My children have met spinning media. I play games with them on my c64, so they know what floppy drives are. I play vinyl records for them. They have a small DVD collection of movies. Tonight we took apart a couple hard drives so I could show them the insides. They enjoy using screwdrivers.
First up was a full-height 1.6GB Seagate PA4E1B 5.25″ drive. We weren’t able to get the lid off, but they could see the drive arms and all the platters. Ten of them. Eighteen heads on the arm. (Later, with a hammer and screwdriver, I was able to get the lid off.)
We then moved to a 3.5″ 52MB Quantum Prodrive 52S. When the top of the drive came off, my daughter recognized the configuration of the head and arm over the platter. “It looks like a record,” she said. Two heads, and an optical detector for the tracks, rather than using servo tracks. I now wish I had fired it up and listened to it before disassembly, as I suspect it may have had a unique sound.
The largest drives I have now in my home datacenter are 3TB. MicroSD cards sold at the checkout lanes at my local supermarket can hold more data than the drives we disassembled in a fraction of the physical space, with orders of magnitude less power consumption. SSDs are catching up to spinning rust in capacity, and Intel’s recently announced non-volatile memory pushes densities even higher. It’s possible my kids will never have to delete data in their adult lives — data would get marked as trash, but would still technically available for retrieval “just in case” because the cost savings of actually reclaiming the space used by data will be negligible.

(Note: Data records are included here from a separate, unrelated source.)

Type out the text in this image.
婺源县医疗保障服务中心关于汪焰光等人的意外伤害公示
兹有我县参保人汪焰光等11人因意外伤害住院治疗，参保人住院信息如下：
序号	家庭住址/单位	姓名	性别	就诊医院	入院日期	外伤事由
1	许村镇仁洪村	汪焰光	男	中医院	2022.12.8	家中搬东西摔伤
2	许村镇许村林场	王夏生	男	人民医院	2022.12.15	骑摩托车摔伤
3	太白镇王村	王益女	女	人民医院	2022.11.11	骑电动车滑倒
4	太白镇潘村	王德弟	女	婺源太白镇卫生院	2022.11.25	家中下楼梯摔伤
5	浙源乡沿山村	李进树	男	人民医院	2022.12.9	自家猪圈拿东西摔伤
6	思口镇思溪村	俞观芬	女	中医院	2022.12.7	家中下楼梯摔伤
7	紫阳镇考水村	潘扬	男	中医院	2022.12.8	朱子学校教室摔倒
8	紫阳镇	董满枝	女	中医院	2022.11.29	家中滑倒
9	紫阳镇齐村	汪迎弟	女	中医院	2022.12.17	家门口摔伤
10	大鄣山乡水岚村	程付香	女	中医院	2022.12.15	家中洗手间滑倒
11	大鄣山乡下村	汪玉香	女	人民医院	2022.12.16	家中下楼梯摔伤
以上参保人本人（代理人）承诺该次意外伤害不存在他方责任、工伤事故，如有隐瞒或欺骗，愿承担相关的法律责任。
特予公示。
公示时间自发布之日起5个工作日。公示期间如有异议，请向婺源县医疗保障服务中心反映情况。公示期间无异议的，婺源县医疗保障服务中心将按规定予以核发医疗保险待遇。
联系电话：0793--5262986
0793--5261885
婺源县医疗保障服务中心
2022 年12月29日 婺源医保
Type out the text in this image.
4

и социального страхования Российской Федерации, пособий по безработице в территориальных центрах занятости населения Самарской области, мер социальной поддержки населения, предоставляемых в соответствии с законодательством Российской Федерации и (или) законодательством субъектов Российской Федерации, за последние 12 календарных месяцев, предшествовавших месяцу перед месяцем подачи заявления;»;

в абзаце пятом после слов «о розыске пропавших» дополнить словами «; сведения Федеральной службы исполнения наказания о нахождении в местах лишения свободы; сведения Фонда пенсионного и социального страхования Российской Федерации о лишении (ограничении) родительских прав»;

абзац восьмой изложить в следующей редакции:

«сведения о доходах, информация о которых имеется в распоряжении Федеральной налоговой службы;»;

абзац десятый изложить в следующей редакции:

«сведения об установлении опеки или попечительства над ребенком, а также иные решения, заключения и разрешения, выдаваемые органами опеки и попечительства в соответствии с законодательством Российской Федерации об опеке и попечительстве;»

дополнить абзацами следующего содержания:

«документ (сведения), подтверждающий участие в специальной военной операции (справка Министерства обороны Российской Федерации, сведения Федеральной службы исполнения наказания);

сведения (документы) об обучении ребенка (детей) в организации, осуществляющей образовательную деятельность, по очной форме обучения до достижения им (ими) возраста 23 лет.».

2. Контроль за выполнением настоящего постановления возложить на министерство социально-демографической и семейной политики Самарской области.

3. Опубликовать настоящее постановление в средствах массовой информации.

I had a Xerox 820-II CP/M machine with 8″ floppies that stored close to 1MB of data. My family had a PC with a 30MB hard drive, and I remember being in awe in the early 90s thinking about 1GB hard drives that cost around $1k. I bought a 179MB drive in high school with stipend money, and scrounged drives of various sizes throughout college. I don’t remember the first drive > 1GB that I owned — very few have survived. I vaguely recall a jump from hundreds of MB to tens of GB that happened in the early 2000s. All spinning media.
All slowly succumbing to mechanical wear-out, or more simply, obsolescence.